Thankyou Threat System for keeping me safe….
Have you ever wondered why as human beings we feel anxiety? Fear? Anger? Disgust? They’re kind of a pain, so why have we evolved to experience them? Life would be much simpler if we didn’t….
And in some ways it would.
But in other ways we need them. Because these emotions are signals to alert us if something is wrong, and they’re designed to be uncomfortable so that we pay attention to them and do something about it. They are linked with our “threat system”, which is described in Compassion Focused Therapy as the areas of our brain that are designed to alert us to potential threats. These parts of the brain are part of the “old brain”, structures that have been around for many hundreds of thousands of years, and are tasked with the fundamentals in life – safety, survival, resources, attachments and reproduction. And they are brilliantly effective at what they are designed to do – which is getting us to pay attention to potential threats and react in order to minimise the risk of harm. They trigger threat responses that either activate us (fight or flight), or deactivate us (freeze, flop, fawn).
But the trouble is, our brains have evolved and we aren’t only governed by the “old brain”. We have relatively newer parts of the brain, particularly the pre-frontal cortex, that are evolutionary new kids of the block, and allow us to do all of the astonishing things we can do as human beings….plan, reason, ruminate, learn from the past and plan for the future, apply logic…it’s these areas of the brain that separate us (as far as we know) from other mammals.
But….
It’s also these parts of the brain that cause us problems as human beings. Paul Gilbert refers to it as the “tricky brain”, because it’s the interaction between the new and the old parts of the brain that can add to our distress. And here’s how…
Our old brain involves structures including the amygdala (hot spot for emotions) and the hippocampus (headquarters for memory), and they are designed to react quickly and often reflexively. And in a life or death situation, this makes sense. We haven’t got time to sit and digest it, ponder on how to respond….we just need to act. However, these same parts of the brain can be activated by perceived threats, as well as real ones. And this is where the new brain comes in….we can ruminate on something that’s happened a long time, that poses no current threat to us, but our thoughts and perceptions of it still feel very current and so can activate the old brain and all those uncomfortable emotions. And to the other end of the spectrum, we can imagine threats, anticipating situations that have not even happened yet. And this is still enough to trigger our old brain into feeling the same as if it were happening….and so this interaction can become “tricky”, adding to our suffering or emotional distress when at times it may not need to.

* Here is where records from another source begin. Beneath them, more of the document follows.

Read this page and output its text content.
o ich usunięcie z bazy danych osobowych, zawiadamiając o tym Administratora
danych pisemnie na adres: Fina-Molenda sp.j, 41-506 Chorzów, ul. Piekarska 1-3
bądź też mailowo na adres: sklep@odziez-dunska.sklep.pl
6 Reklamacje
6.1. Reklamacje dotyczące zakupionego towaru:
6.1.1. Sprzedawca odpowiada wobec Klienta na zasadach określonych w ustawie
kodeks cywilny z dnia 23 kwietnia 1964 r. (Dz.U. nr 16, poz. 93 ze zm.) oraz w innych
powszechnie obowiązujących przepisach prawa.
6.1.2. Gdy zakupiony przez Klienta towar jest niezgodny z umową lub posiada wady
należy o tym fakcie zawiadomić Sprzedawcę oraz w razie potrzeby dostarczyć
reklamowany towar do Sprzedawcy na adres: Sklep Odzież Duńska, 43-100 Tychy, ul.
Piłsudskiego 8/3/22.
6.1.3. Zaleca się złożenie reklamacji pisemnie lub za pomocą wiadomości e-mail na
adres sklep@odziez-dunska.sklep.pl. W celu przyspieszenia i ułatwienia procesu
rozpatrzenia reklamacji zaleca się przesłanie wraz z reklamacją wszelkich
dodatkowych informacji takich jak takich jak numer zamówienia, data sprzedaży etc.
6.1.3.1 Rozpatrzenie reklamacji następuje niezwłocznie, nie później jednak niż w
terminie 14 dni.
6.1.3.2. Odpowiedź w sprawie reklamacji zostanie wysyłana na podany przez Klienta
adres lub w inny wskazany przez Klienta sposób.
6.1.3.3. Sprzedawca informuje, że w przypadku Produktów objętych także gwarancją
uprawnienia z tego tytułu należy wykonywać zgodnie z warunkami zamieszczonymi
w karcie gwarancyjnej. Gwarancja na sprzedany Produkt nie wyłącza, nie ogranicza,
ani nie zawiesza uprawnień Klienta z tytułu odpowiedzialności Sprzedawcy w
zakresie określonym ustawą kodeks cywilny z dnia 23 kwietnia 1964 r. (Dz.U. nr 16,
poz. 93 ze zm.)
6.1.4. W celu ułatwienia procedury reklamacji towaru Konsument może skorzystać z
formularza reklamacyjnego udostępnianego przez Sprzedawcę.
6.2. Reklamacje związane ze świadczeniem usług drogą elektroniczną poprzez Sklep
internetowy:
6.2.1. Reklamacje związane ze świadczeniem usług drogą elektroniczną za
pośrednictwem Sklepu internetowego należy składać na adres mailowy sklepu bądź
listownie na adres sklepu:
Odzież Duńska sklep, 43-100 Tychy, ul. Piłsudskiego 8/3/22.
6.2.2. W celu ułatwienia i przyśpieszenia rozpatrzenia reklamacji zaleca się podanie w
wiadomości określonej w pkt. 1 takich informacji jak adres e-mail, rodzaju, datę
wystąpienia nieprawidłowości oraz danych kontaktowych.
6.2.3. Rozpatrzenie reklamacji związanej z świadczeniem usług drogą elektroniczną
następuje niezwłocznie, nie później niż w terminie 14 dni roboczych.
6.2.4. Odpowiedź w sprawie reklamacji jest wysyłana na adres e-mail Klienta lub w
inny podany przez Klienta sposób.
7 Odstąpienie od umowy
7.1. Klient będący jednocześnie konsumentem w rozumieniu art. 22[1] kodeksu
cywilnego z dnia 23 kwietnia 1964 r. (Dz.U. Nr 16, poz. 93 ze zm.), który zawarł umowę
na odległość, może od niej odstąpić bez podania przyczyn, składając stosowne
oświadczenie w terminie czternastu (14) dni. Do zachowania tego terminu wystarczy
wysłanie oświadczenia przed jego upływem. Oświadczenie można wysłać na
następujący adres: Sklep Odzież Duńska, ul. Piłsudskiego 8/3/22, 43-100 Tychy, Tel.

We can dwell and ruminate on things that keep us locked in the past.
We can imagine future scenarios where terrible things happen (but haven’t actually happened).
And we feel it.
And this is ultimately down to our threat system being activated by these tricky interactions, and responding how it’s designed to – by ringing the alarm, by sending out those signals “Be careful, don’t let your guard down!” And, man alive, it’s hard to function when our threat system is activated. It rules the roost. And it’s designed to – so thankyou, Threat System, for doing what you’re designed to do. I appreciate you looking out for me.
But this is where the wisdom comes in….
The knowledge that our threat system can be activated at times when it doesn’t necessarily need to be. Often by the “tricky brain”. Because our threat system is designed on a “better safe than sorry” principle. It’s better to react as if it’s a bear in the woods, rather than hang about and check. And so, even though the threats we tend to face now (whether that be physical, verbal, social, emotional) are rather different from a bear ready to pounce, our threat system still acts first (thinks later). And so it can become hypersensitive over time.
If we’ve faced adversity and stress and trauma, it learns that it needs to keep it’s guard up more than ever. And so can be set off by the slightest thing, and that’s when we notice that we’re feeling on edge a lot of the time. Anxious. Struggling to relax. Irritable. Problems sleeping. Angry.
And it’s often at this point that I get to meet people in therapy, who have had enough of living like this. And want to explore what can help. And for me, exploring and understanding psychoeducation around our brains and how wonderful (and wonderfully tricky) they are is often the first step, because it brings with it a sense of “ah, ok – I get what’s going on”. And it brings in more compassion, and opens up avenues for how things can start to feel different. Because when we can understand why our threat system has become hypersensitive because of things we’ve lived through and because of how life has been, we can be more tolerant of a threat system that is on high alert. And then we can start to consider the things that help the threat system to learn that it’s ok now – in this moment, we are safe. Things like breathing, imagery, processing past trauma, nurturing our self-compassion, coping skills, vagus nerve stimulation, mindfulness, grounding techniques.
There is so much out there that can help regulate us, it’s just a case of trying things and finding the things that work for us.
So – thankyou Threat System for keeping me safe. I value you and appreciate your efforts. But you can take a break for a bit….I’ve got this.